Dominican educator, researcher and folklorist

Edna Garrido Ramírez (19 June 1913 – 11 April 2010), also known as Edna Garrido de Boggs, was a Dominican educator, researcher and folklorist. She is considered a pioneer in the studies of Dominican folklore, for her field research on dances, sayings, riddles, oral tales, popular songs, children's games and other manifestations of folklore and ethnomusicology. She founded the first Dominican Folklore Society in 1946 in Santo Domingo.

== Early life ==
Garrido was born in 1913 in Azua de Compostela, into a family of writers, growing up for most of her childhood in San Juan de la Maguana. She was the daughter of writer, journalist, and historian Víctor Garrido Puello, and Tijides Ramírez Lasala, the daughter of General Wenceslao Ramírez.

She completed her basic studies in a local school in San Juan de la Maguana.
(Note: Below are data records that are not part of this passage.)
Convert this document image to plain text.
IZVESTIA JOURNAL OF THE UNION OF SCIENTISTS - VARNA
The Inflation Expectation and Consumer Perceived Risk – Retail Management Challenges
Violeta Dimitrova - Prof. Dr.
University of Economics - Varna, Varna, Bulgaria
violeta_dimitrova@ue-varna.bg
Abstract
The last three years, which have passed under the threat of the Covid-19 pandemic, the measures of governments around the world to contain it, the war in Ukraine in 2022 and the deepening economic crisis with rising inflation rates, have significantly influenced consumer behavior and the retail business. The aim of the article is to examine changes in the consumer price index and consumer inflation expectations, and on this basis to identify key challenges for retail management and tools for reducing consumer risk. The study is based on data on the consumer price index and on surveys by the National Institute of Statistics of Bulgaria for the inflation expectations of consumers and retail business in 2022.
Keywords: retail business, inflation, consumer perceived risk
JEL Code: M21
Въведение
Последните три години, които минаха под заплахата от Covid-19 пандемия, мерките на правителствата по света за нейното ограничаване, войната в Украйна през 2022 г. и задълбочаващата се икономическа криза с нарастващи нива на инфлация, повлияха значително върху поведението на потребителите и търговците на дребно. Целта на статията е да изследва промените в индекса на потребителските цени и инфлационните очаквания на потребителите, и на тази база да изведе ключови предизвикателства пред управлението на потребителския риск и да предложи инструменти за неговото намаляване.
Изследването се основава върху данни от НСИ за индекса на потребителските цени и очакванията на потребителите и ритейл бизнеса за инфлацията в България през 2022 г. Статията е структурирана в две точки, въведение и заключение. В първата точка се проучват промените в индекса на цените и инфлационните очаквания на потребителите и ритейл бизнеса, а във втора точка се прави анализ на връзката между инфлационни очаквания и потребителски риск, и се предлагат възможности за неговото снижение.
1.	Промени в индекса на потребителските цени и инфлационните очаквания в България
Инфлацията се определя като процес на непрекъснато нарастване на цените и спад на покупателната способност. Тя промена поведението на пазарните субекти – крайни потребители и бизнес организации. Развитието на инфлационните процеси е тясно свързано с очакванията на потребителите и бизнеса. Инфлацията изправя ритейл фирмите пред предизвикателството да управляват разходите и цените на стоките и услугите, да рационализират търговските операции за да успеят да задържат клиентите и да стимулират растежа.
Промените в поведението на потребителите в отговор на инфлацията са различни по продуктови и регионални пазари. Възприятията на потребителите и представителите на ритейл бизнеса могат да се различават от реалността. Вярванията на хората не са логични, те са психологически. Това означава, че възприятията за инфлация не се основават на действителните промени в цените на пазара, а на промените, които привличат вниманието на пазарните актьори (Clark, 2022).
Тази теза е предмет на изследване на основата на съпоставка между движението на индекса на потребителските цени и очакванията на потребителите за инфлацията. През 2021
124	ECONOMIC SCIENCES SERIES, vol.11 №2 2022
After ten years, she moved with her family to the capital, Santo Domingo. She graduated as a teacher in 1934 from the Instituto de Señoritas Salomé Ureña and worked as a teacher from 1934 to 1946. Garrido was also a close friend of Hilma Contreras, the 2002 National Literature Prize winner. Following the suggestion of a colleague, she attended a Folklore course in 1944 by the American professor Ralph Boggs at the Autonomous University of Santo Domingo (UASD). This introductions course began a life-long dedication to folkloric studies. Her travels around the country led her to research the south's baile de palo and La Cofradía del Espíritu Santo; to the Cibao region where she recorded songs of popular folk musician, Ñico Lora; and to the eastern region of the country, where she collected versions of the legend of La Ciguapa. Eventually, Garrido went to study on a scholarship at the University of North Carolina, in the United States. Upon her return to the country, she founded the first Dominican Folkloric Society and ran the first specialized editions of the Dominican Folkloric Bulletin.

On June 24, 1948, she married Dr. Ralph Boggs, later moving to Miami, United States. From there she continued her work of research, dissemination and promotion of folklore. In 1981, she taught a Folklore Course with her husband at the Museum of the Dominican Man, in Santo Domingo.

== Career ==
For many years, she spread her investigations of Dominican folklore through monographs, conferences and press articles. In 1952, she won first prize in the folklore section of a literary contest in Santo Domingo. She founded the first Folklore Society in Santo Domingo in 1947, establishing the Bulletin of Dominican folklore, which ran from 1947 to 1948. In 1969, the government of the Dominican Republic granted Garrido the Heraldic Order of Juan Pablo Duarte, in the degree of Commander, for her work in ethnomusicology.

She retained memories as far back as 1918 when her parents moved from one house to another in Azua. She narrated the end of World War I and the smallpox epidemic that soon followed. She died on April 11, 2010, at age 96 in Virginia Beach, Virginia.

== Work ==
Her work is published in articles, bulletins, books, conferences, and dissertations, and is a mandatory reference for anthropologists, sociologists, and academics who want to know about Dominican folklore.

=== Books ===

- Versiones Dominicanas de Romances Españoles (English: "Dominican Versions of Spanish Romances"), published in Santo Domingo in 1946.
- Folklore Infantil de Santo Domingo, (English: "Childish Folklore of Santo Domingo"), published in Madridin 1956.
- Panorama del Folklore Dominicano, (English: "Panorama of Dominican Folklore"), published in 1961.
- Reseña Histórica del Folklore Dominicano, (English: "Historical Review of Folklore"), published in 2006.
- Perlas de la pluma de los Garrido, Santo Domingo 2003.

== Articles ==

- «Las Lomas Dos Hermanos», Boletín del Folklore Dominicano, 1947, I, no. 1.
- «El aguinaldo», Boletín del Folklore Dominicano, 1948, II, no., I.
- In collaboration with R.S. Boggs, «Unas categorías de adivinanzas ilustradas con ejemplos dominicanos, homenaje Luis de Hoyos Sainz», Madrid 1949, I; and «Supervivencias de Refranes Españoles en Santo Domingo», Folklore Americano, XV/XVI, no. 15.
- «El Dominicano visto a Través de sus Juegos», EME, 1975, III, no. 17.
- «Lo Folklórico y lo Popular», Revista Actualidad, August 16, 1947, IV.